Dass sie sich auch knapp drei Dekaden später noch leidenschaftlich gerne für die Interessen des Literaturhauses stark macht, wird im Gespräch schnell deutlich: "Dieser Bereich der freien Trägerschaften, das sind ja Vereine. Und dann bemüht man sich eben für diese Arbeit, die man machen möchte, Mittel zu bekommen, um unsere Konzepte vernünftig umzusetzen!" Das sei auch immer ein Kampf, berichtet Dittmer. Daher seien auch unheimlich viele Menschen in diesem Bereich sehr engagiert. "Jetzt will ich mich nicht selber loben, aber man braucht dafür schon Durchhaltevermögen." Und "Schwupps" seien dann auch schnell mal viele Jahre um.

Für Kathrin Dittmers Arbeit braucht man Durchhaltevermögen

Im Laufe der Zeit habe sich im Hause einiges verändert - so konnte Dittmer mit Unterstützung der jeweiligen Vorstandsmitglieder das Haus so etablieren, dass es eine institutionelle Förderung vom Land und von der Stadt bekommt. Neben Dittmers gebe es seither eine weitere Stelle, die im Moment auf zwei Mitarbeiterinnen, also zwei halbe Stellen, aufgeteilt sei.

In vielen anderen Literaturhäusern in Niedersachsen hingegen würde man sonst auch noch die typischen Einzelkämpferinnen finden. Dass man in ihrer Branche viele Frauen finde, kann Dittmer nur sarkastisch kommentieren: "Das ist ja auch schlecht bezahlt!" Viele Frauen würden in ihrer Sparte zudem in die Teilzeitfalle tappen und nur wenige in Führungspositionen ankommen. Wobei Hannover mit Frauen an der Spitze von Theater, Oper und dem Landesmuseum sogar noch gut dastehe.

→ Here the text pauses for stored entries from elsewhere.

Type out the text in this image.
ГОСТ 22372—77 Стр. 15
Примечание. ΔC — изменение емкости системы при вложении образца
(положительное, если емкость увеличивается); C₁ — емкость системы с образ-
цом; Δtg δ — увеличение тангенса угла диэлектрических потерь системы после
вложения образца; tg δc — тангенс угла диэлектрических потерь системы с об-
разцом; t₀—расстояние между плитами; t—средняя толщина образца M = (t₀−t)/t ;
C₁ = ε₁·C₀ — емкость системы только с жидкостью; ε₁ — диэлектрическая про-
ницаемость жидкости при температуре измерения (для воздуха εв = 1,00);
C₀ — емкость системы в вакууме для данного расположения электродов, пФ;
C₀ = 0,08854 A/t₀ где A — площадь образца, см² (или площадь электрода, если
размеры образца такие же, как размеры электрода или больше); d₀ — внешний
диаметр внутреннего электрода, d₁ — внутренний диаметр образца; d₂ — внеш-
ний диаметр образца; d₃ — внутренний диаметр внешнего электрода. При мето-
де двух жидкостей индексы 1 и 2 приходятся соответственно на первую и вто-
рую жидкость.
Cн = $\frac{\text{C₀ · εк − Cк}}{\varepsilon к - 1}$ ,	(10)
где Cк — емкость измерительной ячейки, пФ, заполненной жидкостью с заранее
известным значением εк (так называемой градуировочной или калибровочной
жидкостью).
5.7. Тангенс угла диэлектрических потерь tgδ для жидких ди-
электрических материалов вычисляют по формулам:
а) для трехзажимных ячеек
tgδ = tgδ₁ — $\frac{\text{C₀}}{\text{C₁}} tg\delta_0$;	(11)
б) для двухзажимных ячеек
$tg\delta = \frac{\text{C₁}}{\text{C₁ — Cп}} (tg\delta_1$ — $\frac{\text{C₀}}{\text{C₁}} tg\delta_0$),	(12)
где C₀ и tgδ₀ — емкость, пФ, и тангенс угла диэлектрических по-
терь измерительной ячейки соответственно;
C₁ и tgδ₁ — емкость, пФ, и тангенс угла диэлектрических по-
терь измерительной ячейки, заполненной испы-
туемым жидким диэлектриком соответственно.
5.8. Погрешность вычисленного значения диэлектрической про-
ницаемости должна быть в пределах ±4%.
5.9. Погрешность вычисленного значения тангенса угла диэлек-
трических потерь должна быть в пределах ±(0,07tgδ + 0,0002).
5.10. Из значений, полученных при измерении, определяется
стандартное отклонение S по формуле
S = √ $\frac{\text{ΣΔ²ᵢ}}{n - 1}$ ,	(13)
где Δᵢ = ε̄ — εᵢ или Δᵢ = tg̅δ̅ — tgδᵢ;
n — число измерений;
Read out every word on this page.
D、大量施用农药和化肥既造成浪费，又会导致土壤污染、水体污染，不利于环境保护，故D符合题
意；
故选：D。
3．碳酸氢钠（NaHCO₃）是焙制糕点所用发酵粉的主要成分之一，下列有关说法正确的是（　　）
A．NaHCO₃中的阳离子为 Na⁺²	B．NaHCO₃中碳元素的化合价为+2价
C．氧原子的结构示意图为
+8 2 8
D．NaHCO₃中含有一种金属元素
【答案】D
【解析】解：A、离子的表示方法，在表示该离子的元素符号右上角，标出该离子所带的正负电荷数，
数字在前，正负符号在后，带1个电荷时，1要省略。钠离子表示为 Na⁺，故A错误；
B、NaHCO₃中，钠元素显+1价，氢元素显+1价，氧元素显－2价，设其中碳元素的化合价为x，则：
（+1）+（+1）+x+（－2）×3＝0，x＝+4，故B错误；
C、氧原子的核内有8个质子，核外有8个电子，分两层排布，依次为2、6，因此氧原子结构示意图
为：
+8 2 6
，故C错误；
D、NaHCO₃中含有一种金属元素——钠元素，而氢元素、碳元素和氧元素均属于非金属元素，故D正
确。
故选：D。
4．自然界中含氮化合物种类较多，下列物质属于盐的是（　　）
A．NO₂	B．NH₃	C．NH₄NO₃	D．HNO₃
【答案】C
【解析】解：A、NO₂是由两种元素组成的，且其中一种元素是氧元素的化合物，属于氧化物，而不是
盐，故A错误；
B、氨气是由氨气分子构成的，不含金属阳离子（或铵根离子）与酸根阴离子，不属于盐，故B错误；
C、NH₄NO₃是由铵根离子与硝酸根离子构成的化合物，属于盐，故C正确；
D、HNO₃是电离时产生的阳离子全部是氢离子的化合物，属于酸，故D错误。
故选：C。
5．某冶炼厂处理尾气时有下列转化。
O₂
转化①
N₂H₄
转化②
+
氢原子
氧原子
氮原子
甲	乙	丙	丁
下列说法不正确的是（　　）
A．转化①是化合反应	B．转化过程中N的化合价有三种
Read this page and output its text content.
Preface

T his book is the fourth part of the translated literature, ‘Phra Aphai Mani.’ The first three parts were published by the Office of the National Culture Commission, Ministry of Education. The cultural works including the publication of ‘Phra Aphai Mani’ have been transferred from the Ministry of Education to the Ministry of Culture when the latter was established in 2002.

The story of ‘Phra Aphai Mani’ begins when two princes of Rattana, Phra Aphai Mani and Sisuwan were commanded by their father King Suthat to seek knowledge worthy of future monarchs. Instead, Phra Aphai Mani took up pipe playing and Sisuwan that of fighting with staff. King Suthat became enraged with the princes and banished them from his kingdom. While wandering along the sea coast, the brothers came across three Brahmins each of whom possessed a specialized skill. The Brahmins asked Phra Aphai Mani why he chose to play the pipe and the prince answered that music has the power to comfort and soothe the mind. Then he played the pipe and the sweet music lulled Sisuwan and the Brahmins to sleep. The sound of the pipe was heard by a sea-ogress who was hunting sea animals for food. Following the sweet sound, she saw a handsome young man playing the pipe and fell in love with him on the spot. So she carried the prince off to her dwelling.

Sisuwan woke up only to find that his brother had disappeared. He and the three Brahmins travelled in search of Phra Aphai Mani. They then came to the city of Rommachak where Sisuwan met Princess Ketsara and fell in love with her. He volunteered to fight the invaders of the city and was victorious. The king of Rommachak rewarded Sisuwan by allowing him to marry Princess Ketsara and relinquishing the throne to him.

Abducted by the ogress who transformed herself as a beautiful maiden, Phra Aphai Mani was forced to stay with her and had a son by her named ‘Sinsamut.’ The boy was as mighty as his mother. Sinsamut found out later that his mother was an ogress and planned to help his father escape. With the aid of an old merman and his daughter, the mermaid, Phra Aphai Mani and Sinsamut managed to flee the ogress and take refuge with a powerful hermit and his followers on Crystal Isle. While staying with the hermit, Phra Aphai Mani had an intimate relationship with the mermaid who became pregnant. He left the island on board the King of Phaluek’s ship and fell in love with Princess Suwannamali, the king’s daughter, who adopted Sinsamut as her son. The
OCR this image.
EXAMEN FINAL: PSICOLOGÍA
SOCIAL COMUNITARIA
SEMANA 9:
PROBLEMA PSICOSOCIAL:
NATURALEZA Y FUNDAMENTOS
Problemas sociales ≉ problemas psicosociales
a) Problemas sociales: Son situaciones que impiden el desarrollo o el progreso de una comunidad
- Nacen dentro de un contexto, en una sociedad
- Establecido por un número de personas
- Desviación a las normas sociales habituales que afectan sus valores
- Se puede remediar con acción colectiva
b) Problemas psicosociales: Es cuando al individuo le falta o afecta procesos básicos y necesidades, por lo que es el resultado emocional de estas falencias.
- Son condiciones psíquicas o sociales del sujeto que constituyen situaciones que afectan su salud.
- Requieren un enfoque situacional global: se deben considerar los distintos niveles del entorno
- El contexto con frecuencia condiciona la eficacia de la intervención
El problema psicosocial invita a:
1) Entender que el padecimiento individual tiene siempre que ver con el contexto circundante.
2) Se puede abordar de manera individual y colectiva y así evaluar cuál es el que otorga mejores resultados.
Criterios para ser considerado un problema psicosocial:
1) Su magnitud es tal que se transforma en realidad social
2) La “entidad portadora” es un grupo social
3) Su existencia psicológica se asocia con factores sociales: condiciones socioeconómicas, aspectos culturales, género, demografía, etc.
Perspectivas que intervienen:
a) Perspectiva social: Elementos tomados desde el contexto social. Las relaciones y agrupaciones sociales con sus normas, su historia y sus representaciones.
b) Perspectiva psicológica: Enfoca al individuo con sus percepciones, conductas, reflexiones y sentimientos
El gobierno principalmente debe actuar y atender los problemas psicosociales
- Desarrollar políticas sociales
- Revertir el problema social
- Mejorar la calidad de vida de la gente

Für Dittmer steht grundsätzlich im Vordergrund ihrer Arbeit, den Menschen nahezubringen, sich damit auseinanderzusetzen, was in sehr guter Qualität geschrieben wird. "Böse gesprochen habe ich manchmal den Eindruck, dass es weltweit mehr Leute gibt, die schreiben, als die lesen." Sie will dafür werben, Texte wahrzunehmen und sich mit Sprache und Inhalten, egal welcher Gattung, auseinanderzusetzen. Dass dies nicht immer nur leicht und rosig ist, weiß Dittmer genau. Mal sei nicht so viel los, dann werde ihr die Bude quasi eingerannt, unabhängig davon, welche Autorinnen und Autoren sie einlade. Gerade 2019 habe sie ein absolutes Höhenflug-Jahr verzeichnen können, umso heftiger sei dann der Absturz im Corona-Jahr 2020 gewesen.

"Das baut sich jetzt hoffentlich langsam wieder auf", so Dittmers vorsichtige Hoffnung. Immerhin verfüge die Stadt Hannover über ein vielseitiges Angebot an der Literatur-Front: Buchhandlungen veranstalten Lesungen, im Pavillon finden entsprechende Veranstaltungen statt - und dann gebe es noch den literarischen Salon an der Uni. Auch wenn alle durchaus etwas unterschiedliche Schwerpunkte setzen, stehe sie nicht unbedingt alleine mit ihrem Angebot da.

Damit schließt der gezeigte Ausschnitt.